Durante seu mandato, de 2017 a janeiro de 2021, aplicou uma política de "tolerância zero", que tratava como criminosos os migrantes que tentavam entrar ilegalmente nos Estados Unidos, levando muitos a perder a guarda dos filhos. Também começou a construir um muro na fronteira com o México (onde antes existiam cercas).

Trump mantém a linha dura e promete medidas "tão draconianas quanto necessárias", como "fechar a fronteira" com o México, retomar a construção do muro e deportar "em massa".

"Será a maior deportação da história do nosso país", repete.

Em seus comícios, Trump afirma que os migrantes "envenenam o sangue do país", o que lhe valeu comparações com Adolf Hitler, e "vêm de prisões e cadeias", "de instituições psiquiátricas e asilos".

"Estão matando nosso país", são "criminosos", diz, embora as estatísticas do FBI mostrem uma redução de 1,7% dos crimes violentos e 6,1% dos homicídios no país em 2022 em relação a 2021.

Nos últimos dias, surpreendeu ao propor autorizações de residência permanente a estrangeiros que se formem em universidades americanas.

Se voltar à Casa Branca, o republicano de 78 anos ameaça impor taxas aos países que não controlarem o fluxo de migrantes com destino aos Estados Unidos.

- Joe Biden -

Os republicanos culpam as políticas de Biden por favorecerem o direito de asilo aos migrantes, muitos latino-americanos.
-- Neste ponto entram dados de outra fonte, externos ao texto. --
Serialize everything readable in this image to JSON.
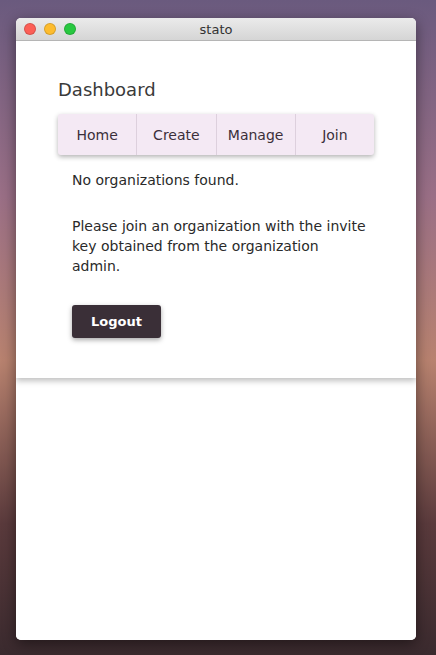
{
  "window": {
    "title": "stato"
  },
  "page": {
    "title": "Dashboard"
  },
  "tabs": [
    {
      "label": "Home",
      "selected": false
    },
    {
      "label": "Create",
      "selected": false
    },
    {
      "label": "Manage",
      "selected": false
    },
    {
      "label": "Join",
      "selected": false
    }
  ],
  "message": "No organizations found.",
  "hint": "Please join an organization with the invite key obtained from the organization admin.",
  "buttons": [
    "Logout"
  ]
}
Biden acusa Trump de sabotar uma tentativa bipartidária de encontrar uma solução.

"Não vou demonizar os imigrantes", "não vou separar famílias", afirma o democrata de 81 anos, que garante não "politizar" a questão.

Ele chegou à Casa Branca com a promessa de promover uma política migratória "mais humana" e um caminho para a cidadania a 11 milhões de migrantes sem documentos, mas encontrou oposição dos conservadores no Congresso e sua proposta nunca foi votada.

Agora está entre a cruz e a espada: satisfazer a ala mais à esquerda do Partido Democrata ou impedir a entrada de migrantes.

Ele tenta convencer o eleitorado de que é pró-ativo em relação aos migrantes que chegam fora das "vias legais" promovidas por seu governo, como agendar uma consulta por aplicativo, cumprir os trâmites nos países por onde passam e tentar um asilo humanitário.

Nas últimas semanas, Biden assinou um decreto que restringe a entrada de migrantes pela fronteira com o México enquanto houver mais de 2.500 travessias irregulares em sete dias e endureceu as normas para os pedidos de asilo.

Seu governo também impulsionou uma lei que acelera a negativa de asilo aos que representam perigo para a "segurança nacional ou pública".

O presidente concedeu proteção migratória a quase meio milhão de venezuelanos e vai simplificar o processo para estrangeiros casados com americanos obterem uma autorização de residência, o green card, sem precisar sair do país.

Afirmou ainda que irá acelerar a concessão de vistos a graduados no ensino superior americano, desde que "tenham recebido uma oferta de emprego altamente qualificada".

Esta medida beneficiará os "dreamers"(sonhadores), que migraram para os Estados Unidos ainda crianças e estão protegidos por um programa federal (Daca), que lhes permite viver e trabalhar legalmente no país.